In this way, we believe the strength of our group is that we are able to conduct research and development activities that cover a wide range of areas, from upstream design as our specialty areas to operation as collaboration areas, in order to realize a certain system or service.
Research and development in data analysis techniques based on machine learning, especially in image processing, has already resulted in the existence of numerous public data sets. Also, the competitions using these public datasets are regularly held, and the world's leading research institutions and universities and other public research institutions including big tech companies called "GAFAM," are competing in the world. However, it is not necessarily the case that the world's No. 1 AI-related technology obtained in this competition will directly lead to good user experiences for our customers. Because, while these AI-related technologies can perform very well in certain limited conditions, they generally have low generalization performance and are not practical to use. In other words, in many cases it strongly depends on the public dataset and high computational cost is significant in real use cases. Therefore, researchers and developers have to extract the "essence" of the AI-related technologies and repeatedly "kaizen" (optimize) to fit our customer’s use cases.

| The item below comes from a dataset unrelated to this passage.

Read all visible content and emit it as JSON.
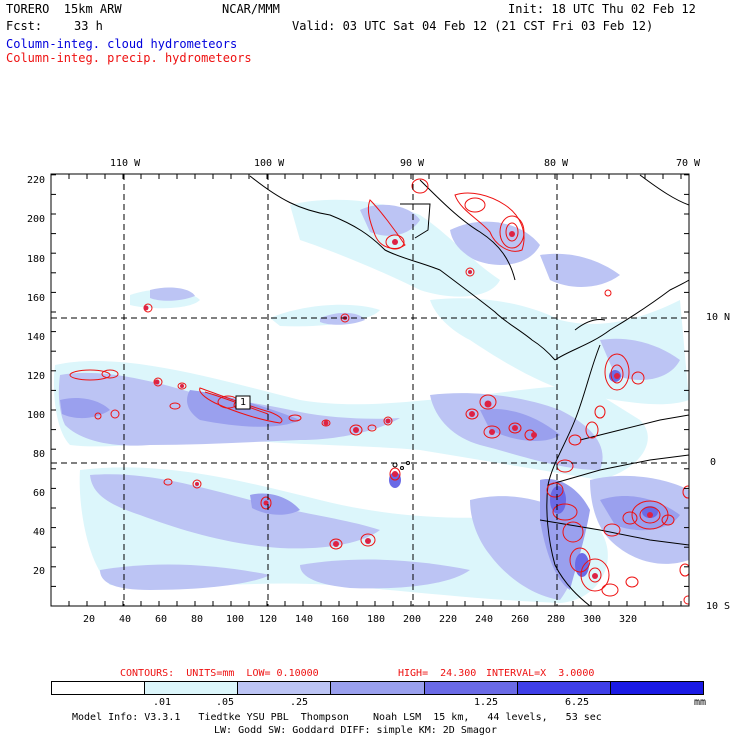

We believe that the moment when the knowledge and know-how gained through this very unique and steady process is reflected in actual systems and services, and leads to good user experiences " satisfactory, comfortable, and enjoyable" for our customers, is our moment of fulfillment (the real thrill/exciting) and our motivation to continue research and development.
■Cool Career Opportunities/Hiring
The business domain of data analysis using machine learning and image recognition is one of our focus areas. Along with the improvement of ICT and cloud technologies and in-vehicle cameras, our scope of application is expanding from vehicles and vehicles to urban development and mobility services.
Our group is looking for new staffs who can enhance their expertise in a particular technical area (AI-related technology) while also expand (or try to expand) coverage and collaboration area based on that technical area.
For example, one of the projects in which our group is involved is the advanced development of a crew-less system (i.e. automatic door opening/closing, departure judgment) for an automated shuttle bus which is called e-Palette with MaaS (Mobility as a Service). The elemental technologies for realizing this system include human detection from images, posture estimation, and abnormal behavior detection. A number of promising methods have already been proposed in the research field of computer vision for these elemental technologies. However, simply combining these elemental technologies is not enough to make a system. In other words, a mechanism is needed to dynamically allocate the functions of these elemental technologies, sometimes on the cloud side, sometimes on the edge side, depending on the situation of the vehicle (i.e. driving, getting in and out, stopping).
With customers value, our mission is to maximize user experiences of our customers by building our "optimal architecture" hat incorporate the essence of these technologies and the needs of our customers, while keeping abreast of the latest research on elemental technologies.